Ann Rivers, R-La Center, a former political consultant and lobbyist, prime-sponsored three bills in her first session, two of which have been signed by the governor. She attributed her success to knowing “the value of relationships” and her willingness to work across party lines.

She’s proudest of a bill that will provide continuing education for pharmacy assistants and let them take over some of the duties of licensed pharmacists. That will help alleviate future shortages of pharmacists and other medical professionals when national health reform takes effect, she said.

“Health care is not one of my committees, but it is something I’m really interested in,” Rivers said. “Everybody in the state is going to be impacted.”

Rivers’ greatest disappointment is that the House Democratic majority didn’t consider a Republican budget introduced on the House floor before passing its own.

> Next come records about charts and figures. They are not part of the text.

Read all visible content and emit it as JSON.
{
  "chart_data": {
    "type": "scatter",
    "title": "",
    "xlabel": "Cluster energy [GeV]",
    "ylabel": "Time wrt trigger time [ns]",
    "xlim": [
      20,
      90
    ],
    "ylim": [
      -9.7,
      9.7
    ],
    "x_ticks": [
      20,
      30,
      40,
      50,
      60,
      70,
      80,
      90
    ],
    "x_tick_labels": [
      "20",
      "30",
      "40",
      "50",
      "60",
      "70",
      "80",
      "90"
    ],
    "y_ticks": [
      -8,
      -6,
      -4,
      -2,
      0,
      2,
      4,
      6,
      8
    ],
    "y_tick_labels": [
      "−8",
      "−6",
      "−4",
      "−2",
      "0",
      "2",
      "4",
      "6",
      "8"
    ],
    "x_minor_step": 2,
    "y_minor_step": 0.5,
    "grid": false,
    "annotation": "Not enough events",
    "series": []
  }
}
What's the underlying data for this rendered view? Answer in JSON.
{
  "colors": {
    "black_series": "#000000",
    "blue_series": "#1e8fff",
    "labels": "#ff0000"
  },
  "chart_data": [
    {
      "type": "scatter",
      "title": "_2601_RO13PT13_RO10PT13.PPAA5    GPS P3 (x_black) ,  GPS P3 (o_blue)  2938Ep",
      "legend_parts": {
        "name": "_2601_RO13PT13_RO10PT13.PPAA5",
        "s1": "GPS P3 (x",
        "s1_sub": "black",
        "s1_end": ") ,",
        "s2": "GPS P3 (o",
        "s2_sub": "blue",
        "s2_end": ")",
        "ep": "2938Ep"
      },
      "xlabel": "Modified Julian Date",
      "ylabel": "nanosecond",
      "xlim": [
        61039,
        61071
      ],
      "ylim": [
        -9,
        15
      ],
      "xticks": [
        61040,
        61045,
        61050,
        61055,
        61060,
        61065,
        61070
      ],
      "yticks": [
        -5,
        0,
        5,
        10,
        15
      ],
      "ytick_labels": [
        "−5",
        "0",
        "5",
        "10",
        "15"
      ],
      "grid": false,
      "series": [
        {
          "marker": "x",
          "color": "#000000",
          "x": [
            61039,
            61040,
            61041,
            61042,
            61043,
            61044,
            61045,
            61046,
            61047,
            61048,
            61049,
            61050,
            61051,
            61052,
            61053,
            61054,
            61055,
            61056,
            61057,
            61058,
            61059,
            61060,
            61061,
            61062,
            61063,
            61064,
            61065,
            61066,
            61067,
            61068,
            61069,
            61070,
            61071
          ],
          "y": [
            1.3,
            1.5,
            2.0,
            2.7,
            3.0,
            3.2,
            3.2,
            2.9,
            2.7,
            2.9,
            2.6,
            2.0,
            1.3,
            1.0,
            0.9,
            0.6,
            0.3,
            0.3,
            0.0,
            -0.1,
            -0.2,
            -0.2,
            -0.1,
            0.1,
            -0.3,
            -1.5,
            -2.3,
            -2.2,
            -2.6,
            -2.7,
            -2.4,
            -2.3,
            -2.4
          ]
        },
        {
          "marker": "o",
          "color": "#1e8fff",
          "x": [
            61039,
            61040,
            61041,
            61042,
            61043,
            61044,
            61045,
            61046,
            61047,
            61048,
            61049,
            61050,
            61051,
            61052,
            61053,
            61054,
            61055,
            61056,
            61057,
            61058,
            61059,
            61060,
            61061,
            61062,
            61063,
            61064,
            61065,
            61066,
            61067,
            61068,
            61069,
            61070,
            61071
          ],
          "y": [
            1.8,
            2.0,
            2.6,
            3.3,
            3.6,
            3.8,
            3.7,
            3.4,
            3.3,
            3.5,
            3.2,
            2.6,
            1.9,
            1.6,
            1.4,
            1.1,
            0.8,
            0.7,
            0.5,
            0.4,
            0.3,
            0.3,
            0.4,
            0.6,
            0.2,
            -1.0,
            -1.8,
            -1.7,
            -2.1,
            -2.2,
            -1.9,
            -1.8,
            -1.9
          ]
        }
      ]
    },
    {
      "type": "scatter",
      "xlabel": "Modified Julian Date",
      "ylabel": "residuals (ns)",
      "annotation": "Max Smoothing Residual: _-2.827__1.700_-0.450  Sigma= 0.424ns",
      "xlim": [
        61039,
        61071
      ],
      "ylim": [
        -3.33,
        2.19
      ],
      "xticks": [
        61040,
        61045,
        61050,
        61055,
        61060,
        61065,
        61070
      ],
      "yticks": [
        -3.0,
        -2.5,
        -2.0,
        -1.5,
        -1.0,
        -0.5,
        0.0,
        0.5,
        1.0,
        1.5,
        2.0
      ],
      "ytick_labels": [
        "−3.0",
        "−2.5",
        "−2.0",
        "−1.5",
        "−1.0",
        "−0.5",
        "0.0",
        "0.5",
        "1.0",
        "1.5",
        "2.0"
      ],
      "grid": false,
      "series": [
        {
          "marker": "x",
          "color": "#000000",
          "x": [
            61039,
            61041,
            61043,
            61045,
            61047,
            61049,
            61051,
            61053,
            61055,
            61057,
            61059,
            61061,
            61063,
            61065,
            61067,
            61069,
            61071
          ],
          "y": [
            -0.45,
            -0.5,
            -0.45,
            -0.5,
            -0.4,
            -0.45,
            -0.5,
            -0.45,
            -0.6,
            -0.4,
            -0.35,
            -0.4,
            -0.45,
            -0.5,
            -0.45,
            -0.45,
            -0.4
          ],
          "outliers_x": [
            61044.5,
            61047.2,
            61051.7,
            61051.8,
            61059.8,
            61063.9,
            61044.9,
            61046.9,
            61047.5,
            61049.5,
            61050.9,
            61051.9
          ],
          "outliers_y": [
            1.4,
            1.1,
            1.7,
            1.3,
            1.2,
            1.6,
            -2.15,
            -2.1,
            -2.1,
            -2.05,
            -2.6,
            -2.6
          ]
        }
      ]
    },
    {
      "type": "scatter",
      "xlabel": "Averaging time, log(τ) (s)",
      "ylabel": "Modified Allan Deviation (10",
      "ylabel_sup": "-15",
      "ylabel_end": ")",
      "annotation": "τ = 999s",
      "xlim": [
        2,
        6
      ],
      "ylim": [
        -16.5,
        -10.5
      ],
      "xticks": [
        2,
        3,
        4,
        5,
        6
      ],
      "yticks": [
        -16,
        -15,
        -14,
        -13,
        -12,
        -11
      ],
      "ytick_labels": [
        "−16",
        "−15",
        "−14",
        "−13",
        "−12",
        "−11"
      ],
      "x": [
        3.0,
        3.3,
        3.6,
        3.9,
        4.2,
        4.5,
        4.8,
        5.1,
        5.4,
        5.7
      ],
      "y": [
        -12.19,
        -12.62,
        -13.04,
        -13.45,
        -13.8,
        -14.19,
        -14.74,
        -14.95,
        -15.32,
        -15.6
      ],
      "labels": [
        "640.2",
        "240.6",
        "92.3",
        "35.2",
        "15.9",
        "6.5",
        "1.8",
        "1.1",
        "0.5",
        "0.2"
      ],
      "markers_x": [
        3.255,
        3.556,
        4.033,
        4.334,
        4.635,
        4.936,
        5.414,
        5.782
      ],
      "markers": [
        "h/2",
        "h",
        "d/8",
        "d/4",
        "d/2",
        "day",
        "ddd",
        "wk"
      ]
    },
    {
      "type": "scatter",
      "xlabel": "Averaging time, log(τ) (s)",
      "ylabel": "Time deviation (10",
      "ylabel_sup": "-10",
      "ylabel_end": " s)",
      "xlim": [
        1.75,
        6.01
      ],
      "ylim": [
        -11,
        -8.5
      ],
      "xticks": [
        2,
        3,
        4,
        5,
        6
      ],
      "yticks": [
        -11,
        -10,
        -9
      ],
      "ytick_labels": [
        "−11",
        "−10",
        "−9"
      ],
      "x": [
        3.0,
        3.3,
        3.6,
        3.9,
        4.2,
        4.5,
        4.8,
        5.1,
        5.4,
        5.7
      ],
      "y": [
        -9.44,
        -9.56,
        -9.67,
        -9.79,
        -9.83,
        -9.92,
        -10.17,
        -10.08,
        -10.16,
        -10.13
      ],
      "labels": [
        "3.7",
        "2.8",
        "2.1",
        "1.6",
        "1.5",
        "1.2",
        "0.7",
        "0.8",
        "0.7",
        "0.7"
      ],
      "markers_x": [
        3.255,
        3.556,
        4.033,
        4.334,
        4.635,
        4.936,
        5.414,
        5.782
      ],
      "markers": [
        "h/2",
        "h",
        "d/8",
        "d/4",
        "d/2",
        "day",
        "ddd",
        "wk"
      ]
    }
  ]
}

“We had a set of principles we worked on when we were defining our budget: It should be sustainable, no use of one-time money for ongoing programs, transparency,” she said. “When Rep. (Gary) Alexander came out with his budget, my single largest disappointment is that I don’t feel like they even read his document. He did a lot of hard work, he had buy-in from all of us, and they just sort of put it in a corner where it collected dust.”